The FINANCIAL — German airline Lufthansa is asking a court to halt a strike by more than 4,000 of its pilots that canceled 800 flights on February 22.
Company spokeswoman Claudia Lange said the air carrier has filed a request for a temporary injunction against the pilot strike earlier Monday, The Wall Street Journal reports. She said the company regards the strike action as "disproportionate."
"We're hoping for a decision on the request within the next 24 hours," she added. The request for the temporary injunction was filed to a labor court in Frankfurt, which confirmed the case will be heard at 5:30 p.m. GMT Monday, according to the same source.
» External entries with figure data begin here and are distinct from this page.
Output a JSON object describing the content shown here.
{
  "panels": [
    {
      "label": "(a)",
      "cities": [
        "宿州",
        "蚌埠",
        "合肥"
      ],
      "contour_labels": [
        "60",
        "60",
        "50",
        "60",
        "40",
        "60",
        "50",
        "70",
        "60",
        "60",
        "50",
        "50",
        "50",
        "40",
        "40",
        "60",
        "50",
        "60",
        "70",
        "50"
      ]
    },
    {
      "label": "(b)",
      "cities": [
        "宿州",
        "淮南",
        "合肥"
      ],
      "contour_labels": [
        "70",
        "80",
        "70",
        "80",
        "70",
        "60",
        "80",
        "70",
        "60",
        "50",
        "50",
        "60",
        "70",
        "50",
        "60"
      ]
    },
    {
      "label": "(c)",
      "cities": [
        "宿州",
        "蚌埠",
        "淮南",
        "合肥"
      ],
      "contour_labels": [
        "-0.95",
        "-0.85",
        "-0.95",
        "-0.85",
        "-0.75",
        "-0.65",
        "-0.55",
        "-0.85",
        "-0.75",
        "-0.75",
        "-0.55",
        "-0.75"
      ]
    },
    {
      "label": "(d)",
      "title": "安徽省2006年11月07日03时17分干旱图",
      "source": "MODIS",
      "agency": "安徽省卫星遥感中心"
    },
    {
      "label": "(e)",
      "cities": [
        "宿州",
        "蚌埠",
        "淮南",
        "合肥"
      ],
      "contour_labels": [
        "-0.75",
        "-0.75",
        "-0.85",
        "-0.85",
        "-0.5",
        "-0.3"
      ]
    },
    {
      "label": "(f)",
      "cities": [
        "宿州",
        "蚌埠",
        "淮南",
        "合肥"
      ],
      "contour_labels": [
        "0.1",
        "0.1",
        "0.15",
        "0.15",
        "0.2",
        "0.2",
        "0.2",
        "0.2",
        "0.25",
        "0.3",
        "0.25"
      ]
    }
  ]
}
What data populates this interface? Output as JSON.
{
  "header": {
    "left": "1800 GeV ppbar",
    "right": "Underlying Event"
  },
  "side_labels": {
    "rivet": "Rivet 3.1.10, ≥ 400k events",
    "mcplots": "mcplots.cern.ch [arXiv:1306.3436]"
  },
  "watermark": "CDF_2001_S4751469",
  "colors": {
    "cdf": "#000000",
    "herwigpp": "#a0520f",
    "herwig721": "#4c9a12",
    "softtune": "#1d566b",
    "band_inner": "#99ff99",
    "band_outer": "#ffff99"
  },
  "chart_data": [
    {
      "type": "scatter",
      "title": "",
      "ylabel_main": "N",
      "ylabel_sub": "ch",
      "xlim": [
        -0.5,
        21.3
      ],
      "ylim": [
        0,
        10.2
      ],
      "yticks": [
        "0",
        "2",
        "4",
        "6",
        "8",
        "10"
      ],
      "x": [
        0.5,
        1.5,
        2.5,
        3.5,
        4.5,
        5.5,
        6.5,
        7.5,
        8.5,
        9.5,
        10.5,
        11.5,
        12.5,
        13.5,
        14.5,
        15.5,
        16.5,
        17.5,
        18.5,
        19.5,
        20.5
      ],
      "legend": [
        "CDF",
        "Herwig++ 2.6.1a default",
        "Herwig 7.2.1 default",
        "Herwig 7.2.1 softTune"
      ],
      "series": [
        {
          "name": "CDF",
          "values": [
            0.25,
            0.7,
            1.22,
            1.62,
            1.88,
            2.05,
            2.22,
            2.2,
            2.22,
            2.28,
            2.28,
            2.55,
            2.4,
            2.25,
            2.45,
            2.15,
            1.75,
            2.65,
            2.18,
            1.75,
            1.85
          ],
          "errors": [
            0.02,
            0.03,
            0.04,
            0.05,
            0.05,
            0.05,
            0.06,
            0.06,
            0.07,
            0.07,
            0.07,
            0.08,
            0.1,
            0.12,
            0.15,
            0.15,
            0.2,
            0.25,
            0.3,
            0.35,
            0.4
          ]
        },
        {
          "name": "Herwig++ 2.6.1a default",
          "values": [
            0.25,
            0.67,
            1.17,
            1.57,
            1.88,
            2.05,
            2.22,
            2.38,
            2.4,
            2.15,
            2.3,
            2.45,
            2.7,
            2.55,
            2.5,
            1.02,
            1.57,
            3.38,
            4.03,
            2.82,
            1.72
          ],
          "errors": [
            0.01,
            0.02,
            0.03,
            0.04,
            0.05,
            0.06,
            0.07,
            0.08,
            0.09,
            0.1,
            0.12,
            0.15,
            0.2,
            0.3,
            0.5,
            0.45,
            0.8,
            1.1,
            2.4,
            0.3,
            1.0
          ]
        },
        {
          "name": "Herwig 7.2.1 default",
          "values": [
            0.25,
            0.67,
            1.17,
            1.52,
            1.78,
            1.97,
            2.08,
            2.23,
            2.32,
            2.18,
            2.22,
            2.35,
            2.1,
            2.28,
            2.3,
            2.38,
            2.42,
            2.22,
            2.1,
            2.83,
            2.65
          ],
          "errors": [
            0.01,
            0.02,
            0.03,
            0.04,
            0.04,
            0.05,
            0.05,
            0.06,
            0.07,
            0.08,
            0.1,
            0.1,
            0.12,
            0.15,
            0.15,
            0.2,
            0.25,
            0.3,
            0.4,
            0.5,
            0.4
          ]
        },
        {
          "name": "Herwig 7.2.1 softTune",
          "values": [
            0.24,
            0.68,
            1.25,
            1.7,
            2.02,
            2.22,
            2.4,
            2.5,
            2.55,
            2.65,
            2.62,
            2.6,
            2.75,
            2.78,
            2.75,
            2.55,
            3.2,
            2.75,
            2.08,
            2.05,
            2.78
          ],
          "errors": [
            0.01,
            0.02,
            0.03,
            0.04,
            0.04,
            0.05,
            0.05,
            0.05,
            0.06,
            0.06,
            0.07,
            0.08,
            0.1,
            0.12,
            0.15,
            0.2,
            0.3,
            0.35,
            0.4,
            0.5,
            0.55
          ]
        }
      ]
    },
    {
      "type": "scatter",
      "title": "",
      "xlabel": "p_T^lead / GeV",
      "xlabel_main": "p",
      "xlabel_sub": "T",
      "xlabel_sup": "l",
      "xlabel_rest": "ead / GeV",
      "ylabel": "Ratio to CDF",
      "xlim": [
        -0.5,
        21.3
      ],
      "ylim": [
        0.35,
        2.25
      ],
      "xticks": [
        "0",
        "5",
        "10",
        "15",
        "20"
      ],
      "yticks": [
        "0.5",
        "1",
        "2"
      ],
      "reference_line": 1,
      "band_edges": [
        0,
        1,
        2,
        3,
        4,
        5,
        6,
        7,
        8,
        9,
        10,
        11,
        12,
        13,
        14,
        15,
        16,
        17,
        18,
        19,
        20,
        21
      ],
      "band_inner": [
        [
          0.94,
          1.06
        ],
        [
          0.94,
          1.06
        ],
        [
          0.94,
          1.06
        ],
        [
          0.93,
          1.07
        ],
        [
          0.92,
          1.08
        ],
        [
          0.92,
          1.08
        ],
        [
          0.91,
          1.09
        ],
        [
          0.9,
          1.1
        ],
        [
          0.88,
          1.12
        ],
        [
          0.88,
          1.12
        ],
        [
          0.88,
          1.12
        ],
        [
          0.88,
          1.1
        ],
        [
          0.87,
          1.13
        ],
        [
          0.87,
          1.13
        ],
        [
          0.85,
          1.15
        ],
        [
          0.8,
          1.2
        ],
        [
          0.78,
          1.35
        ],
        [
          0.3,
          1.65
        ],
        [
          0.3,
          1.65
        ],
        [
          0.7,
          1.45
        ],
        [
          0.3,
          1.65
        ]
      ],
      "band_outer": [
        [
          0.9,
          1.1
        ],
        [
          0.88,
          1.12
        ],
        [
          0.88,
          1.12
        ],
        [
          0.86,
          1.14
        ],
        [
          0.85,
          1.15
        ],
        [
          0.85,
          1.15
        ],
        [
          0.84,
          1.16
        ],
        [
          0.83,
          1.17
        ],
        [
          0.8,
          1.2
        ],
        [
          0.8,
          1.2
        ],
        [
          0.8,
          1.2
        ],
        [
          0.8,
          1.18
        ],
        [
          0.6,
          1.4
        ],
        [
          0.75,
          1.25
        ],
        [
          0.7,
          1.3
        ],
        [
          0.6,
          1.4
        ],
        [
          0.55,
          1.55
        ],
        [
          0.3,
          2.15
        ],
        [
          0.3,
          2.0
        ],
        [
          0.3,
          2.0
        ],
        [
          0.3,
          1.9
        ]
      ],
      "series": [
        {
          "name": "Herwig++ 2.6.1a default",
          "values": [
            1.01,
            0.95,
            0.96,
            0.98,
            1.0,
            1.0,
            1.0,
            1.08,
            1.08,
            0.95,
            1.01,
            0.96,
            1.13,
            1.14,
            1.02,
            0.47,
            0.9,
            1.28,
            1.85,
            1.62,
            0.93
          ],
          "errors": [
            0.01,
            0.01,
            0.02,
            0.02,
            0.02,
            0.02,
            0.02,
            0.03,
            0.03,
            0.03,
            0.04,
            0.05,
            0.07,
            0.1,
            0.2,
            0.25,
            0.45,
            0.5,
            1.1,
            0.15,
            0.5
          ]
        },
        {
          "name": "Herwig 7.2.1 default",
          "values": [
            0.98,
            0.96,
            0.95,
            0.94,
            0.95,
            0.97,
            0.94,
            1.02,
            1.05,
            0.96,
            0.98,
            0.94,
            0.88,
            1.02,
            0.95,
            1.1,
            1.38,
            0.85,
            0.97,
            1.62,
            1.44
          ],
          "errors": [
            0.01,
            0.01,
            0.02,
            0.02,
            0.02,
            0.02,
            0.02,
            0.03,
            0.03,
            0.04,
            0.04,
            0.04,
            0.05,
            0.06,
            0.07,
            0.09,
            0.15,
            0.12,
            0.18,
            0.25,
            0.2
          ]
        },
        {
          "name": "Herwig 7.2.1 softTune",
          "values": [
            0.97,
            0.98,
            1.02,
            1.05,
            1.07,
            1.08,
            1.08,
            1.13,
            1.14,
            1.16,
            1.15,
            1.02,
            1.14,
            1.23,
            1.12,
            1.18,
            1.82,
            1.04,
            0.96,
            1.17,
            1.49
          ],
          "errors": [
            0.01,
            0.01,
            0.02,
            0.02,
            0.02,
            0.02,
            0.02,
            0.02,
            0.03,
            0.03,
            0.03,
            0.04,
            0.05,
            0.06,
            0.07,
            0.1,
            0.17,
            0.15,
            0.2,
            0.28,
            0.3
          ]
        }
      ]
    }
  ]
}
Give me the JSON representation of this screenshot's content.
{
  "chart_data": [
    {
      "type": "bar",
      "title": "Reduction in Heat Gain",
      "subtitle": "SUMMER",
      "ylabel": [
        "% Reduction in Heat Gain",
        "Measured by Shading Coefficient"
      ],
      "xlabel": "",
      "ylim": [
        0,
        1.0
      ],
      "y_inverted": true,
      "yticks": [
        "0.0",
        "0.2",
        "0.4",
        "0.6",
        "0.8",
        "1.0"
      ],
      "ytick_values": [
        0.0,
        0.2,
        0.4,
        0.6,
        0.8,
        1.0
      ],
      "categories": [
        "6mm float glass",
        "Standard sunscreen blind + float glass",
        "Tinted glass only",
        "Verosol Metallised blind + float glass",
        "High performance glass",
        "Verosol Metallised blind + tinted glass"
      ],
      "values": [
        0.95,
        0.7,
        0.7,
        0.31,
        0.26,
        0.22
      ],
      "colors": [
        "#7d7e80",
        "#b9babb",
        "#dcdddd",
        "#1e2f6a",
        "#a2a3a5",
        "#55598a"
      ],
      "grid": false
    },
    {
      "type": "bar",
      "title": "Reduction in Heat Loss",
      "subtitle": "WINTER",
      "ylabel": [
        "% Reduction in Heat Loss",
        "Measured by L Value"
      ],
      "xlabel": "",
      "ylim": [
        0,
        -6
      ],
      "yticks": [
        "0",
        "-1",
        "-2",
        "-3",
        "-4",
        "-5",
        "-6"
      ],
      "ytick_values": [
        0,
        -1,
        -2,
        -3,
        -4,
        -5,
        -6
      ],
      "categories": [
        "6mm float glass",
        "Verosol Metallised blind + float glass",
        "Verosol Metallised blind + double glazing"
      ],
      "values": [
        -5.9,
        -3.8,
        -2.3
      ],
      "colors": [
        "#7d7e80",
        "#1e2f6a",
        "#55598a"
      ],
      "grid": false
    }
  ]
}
The move came on the first day of a planned four-day walkout by pilots in the Cockpit union over job security. The action could be extended, a union official said, Canadian Business reports. "The four days apparently are not enough to get Lufthansa going to find a solution with us at the negotiating table," Cockpit spokesman Alexander Gerhard-Madjidi told Bayerischer Rundfunk Radio Monday.
"Of course, we won't end this escalation after those four days, that means we are going to prepare further strike measures and they are going to be expanded in length and duration," he said, according to the same source. Europe's biggest airline by sales said many long-haul flights to the U.S., including New York and Denver, were canceled because of the strike organized by the Cockpit pilots' union. However, it said it was still running many domestic flights and short-haul routes across Europe. Other flights to the U.S., including Newark, New Jersey, Dallas and Chicago were scheduled Monday, as were flights to destinations in Africa, South America and Asia. Lufthansa typically has 1,800 flights a day.
The airline, Germany's largest, estimated the strike could cost it some C25 million ($34 million) per day, AP reports. Pilots for Lufthansa Cargo and the low-budget subsidiary, Germanwings, are also taking part in the strike.
Lufthansa said it was trying to rebook travellers on partner airlines or trains. Travellers unable to be rescheduled are being reimbursed for their tickets, it said, according to the same source. "They're giving us the service and support to get us where we need to go," said Shane Parkinson, who was flying from Germany to Sicily, whose original flight from Frankfurt was scrapped. "They wouldn't upgrade us to business class but it could have been worse."
Over the weekend, German Transport Minister Peter Ramsauer urged both sides to restart talks and head off a strike after negotiations fell apart on Friday, but to little avail, The Wall Street Journal reports. The pilot union, Vereinigung Cockpit, said Saturday that it was ready to resume talks but wouldn't drop specific demands. Lufthansa said in a statement Sunday that it is open to talks with the pilot union but without preconditions.
The strike is expected to disrupt travel for thousands of passengers, though Lufthansa has been rebooking many of them on other airlines' flights, as well as trains, in anticipation, according to the same source. The action also is expected to affect Lufthansa's cargo operations and its discount-airline unit Germanwings.